Home Lingkungan SCR di PLTU Jawa 9 & 10 Jadi Fokus Kajian Opsi Turunkan Emisi Karbon

SCR di PLTU Jawa 9 & 10 Jadi Fokus Kajian Opsi Turunkan Emisi Karbon

Nusa Dua, Gatra.com - Teknologi Selective Catalytic Reduction (SCR) dan penggunaan energi primer green amonia, menjadi salah satu opsi yang kini tengah dikembangkan untuk menurunkan emisi karbon pada Pembangkit Listrik Tenaga Uap (PLTU). Teknologi yang punya potensi untuk digunakan pada sejumlah PLTU ini, merupakan bagian dari upaya untuk dekarbonisasi yang ditimbulkan dari pembakaran batu bara.

Dengan alasan inilah PT Prima Layanan Nasional Enjiniring (PLNE) dengan PT Indo Raya Tenaga (IRT) sepakat untuk menjalin MOU Join Study co-firing of 60% Green Amonia at SCR-equipped USC Power Plant of Jawa 9 & 10. Penandatanganan kesepakatan ini di lakukan di sela-sela rangkaian B20 di Nusa Dua Bali, Senin (14/11).

Direktur Coorporate Planing & Business Development PLN, Hartarto Wibowo menuturkan, kerjasama antara PLNE, anak usaha PLN dengan IRT sebagai pengambang PLTU Jawa 9&10 ini ditujukan untuk kemungkinan penggunakan energi primer green amonia sebagai bahan bakar PLTU sebanyak 60%. Pasalnya, PLTU Jawa 9 & 10 sudah dilengkapi teknologi SCR.

"Kami harap studinya menghasilkan sesuau yang luar biasa. Dan ini akan menjadi cara kita agar coal power plant pun akan lebih ramah lingkungan," katanya di Bali, Senin (14/11).

Menurutnya, feasibility study yang dijalankan bisa rampung dalam waktu tiga bulan ke depan. Setelah itu hasilnya bisa dipresentasikan ke Drektorat Jenderal Energi Baru, Terbarukan, dan Konservasi Energi (EBTKE), Kementerian Energi dan Sumber Daya (ESDM).

"Ini semua untuk hidup yang lebih renewable," ucapnya.

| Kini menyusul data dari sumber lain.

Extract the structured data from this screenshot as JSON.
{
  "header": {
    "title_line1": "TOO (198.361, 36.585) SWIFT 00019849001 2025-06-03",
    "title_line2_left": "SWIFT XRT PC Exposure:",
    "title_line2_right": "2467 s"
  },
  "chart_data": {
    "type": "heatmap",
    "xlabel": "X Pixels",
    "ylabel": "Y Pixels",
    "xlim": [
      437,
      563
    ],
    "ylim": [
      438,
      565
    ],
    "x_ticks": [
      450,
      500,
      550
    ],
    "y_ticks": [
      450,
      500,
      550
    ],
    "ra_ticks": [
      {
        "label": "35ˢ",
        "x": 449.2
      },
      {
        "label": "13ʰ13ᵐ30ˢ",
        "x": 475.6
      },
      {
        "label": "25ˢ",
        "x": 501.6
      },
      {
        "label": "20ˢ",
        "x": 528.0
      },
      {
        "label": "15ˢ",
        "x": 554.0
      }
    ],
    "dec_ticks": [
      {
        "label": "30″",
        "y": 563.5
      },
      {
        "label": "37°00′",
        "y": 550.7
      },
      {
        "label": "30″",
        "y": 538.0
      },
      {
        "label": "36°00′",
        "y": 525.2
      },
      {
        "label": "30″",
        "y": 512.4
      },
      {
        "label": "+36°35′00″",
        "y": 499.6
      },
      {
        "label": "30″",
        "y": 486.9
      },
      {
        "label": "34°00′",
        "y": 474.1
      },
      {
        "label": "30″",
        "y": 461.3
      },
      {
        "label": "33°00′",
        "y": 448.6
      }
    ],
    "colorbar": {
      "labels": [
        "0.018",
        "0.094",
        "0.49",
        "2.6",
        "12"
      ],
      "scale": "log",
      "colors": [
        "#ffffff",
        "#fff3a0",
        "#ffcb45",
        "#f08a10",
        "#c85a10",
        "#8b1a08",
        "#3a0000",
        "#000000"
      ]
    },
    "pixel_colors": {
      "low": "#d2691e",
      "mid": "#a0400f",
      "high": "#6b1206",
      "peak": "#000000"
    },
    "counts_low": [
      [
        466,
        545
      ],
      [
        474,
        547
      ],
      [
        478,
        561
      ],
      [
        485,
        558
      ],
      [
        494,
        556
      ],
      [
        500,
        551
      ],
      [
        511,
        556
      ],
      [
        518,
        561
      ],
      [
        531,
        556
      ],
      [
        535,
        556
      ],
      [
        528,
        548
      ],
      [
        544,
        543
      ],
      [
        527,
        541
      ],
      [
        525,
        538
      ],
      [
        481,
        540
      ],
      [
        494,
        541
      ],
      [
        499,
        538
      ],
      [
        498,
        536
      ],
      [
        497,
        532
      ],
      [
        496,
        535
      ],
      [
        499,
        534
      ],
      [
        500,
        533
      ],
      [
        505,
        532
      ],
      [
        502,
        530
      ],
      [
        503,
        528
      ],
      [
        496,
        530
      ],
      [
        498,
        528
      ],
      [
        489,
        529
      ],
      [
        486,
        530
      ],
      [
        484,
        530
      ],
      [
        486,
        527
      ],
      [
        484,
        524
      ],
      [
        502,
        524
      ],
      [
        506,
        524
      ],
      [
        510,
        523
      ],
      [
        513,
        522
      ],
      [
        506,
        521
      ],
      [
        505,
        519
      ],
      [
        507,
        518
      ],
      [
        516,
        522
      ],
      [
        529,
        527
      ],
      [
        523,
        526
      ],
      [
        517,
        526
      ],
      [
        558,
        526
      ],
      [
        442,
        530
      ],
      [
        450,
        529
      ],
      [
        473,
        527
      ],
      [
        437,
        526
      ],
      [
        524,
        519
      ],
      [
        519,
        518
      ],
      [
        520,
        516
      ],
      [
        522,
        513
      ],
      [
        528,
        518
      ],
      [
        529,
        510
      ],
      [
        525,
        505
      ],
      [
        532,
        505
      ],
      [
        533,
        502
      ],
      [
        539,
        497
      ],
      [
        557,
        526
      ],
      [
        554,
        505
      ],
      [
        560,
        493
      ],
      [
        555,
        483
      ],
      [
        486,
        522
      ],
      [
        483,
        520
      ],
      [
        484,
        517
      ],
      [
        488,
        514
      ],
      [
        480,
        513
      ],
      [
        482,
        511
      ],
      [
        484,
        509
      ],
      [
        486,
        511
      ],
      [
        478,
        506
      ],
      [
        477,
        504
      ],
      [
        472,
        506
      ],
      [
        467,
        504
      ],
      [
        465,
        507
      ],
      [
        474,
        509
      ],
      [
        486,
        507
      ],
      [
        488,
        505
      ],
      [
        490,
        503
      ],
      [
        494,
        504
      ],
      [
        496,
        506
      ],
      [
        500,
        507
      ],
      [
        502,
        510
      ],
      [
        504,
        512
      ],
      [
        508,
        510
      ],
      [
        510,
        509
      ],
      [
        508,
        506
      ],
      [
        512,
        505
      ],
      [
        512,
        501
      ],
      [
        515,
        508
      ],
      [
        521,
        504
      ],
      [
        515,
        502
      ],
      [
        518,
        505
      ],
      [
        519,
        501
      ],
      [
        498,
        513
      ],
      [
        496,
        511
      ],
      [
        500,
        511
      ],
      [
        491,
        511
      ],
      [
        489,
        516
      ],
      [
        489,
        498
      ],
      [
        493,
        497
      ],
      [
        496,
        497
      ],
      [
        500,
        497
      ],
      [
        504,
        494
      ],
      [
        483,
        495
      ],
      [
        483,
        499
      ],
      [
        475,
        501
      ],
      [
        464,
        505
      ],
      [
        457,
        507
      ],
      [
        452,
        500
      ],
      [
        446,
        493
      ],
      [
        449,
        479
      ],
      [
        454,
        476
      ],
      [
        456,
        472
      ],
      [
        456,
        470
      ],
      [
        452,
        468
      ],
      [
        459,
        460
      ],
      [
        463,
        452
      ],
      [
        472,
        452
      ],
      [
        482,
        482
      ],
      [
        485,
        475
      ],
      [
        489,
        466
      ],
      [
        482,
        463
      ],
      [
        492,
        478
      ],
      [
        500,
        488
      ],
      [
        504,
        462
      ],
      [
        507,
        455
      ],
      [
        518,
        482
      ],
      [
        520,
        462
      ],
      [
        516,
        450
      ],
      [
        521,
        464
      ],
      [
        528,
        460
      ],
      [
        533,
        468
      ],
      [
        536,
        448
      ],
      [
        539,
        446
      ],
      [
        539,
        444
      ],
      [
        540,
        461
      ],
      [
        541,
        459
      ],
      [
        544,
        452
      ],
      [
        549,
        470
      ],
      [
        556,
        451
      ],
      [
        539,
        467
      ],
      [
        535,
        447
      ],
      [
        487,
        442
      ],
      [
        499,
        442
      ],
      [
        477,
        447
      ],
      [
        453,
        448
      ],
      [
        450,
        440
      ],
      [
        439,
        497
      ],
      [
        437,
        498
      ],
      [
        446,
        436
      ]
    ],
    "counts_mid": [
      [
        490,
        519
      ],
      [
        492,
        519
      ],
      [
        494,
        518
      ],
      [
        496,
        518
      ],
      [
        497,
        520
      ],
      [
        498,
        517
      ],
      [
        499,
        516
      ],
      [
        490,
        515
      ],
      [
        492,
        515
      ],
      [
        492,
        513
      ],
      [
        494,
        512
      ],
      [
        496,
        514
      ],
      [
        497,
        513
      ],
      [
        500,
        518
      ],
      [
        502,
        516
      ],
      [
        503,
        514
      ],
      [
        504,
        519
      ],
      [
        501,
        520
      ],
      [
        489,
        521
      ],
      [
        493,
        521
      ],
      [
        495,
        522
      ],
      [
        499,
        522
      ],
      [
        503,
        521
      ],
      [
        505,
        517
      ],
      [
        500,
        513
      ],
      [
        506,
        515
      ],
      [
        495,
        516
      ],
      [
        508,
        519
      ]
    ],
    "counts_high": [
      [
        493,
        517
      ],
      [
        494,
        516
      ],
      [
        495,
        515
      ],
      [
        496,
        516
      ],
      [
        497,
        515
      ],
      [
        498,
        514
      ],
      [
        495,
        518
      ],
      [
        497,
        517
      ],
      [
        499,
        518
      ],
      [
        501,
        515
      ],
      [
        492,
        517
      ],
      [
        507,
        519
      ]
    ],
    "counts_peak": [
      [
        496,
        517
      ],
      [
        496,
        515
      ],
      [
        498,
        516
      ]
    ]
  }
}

Di kesempatan yang sama, Direktur Jenderal EBTKE, Dadan Kusdiana mengatakan bahwa sejauh ini sudah ada upaya keras baik dari pemerintah maupun PLN dalam melakukan dekarbonisasi untuk PLTU. Upaya pengelola PLTU Jawa 9 & 10 dengan teknologi SCR yang menggunakan green ammonia menjadi satu opsi yang dikaji serius. Dia berharap kajian ini juga tidak lama dilakukan.

"Tak ada yang salah dengan batubara, karena sebagai produk ia bermanfaat. Hal yang kita hindari adalah batubara itu kan ujungnya ada C02. Karena itu kita harus cari cara bagaimana agar emisinya bisa berkurang atau terserap," ujarnya.

Ia mengakui, jalan yang paling praktis mungkin bisa dilakukan adalah dengan mengganti PLTU batubara. Namun, terdapat pertimbangan-pertimbangan dalam menghentikan penggunaan batubara.

"Makanya kita berpikir jalan dekarbonisasi. Kalau (MoU) ini mengarah ke hidrogen dan amona, saya pikir ini jalan yang smart," jelasnya.

Dadan menegaskan, saat ini pemerintah tengah aktif mendorong berbagai upaya dan kajian untuk menjalankan kebijakan nol emisi karbon atau Net Zero Emissions (NZE).

"Seluruh alternatif kita jalani, arahnya bagaimana caranya kita meredam CO2. Ujungnya tidak ada CO2 yang keluar," kata Dadan.

Diketahui, PLTU Jawa 9 & 10 ini didanai dengan skema project finance sejak November 2020 dan disponsori 51% oleh grup PLN Indonesia Power, 34% oleh grup Barito Pacific, dan 15% oleh grup Kepco. Proyek BOOT ini dibuat bankable lewat PPA 25 tahun yang tidak memerlukan jaminan pemerintah.

Pada Oktober 2022, PLTU Jawa 9 & 10 sudah mencapai tingkat EPC 81% dan diharap akan komisioning pada kuartal terakhir 2024 dan akan COD di kuartal kedua 2025.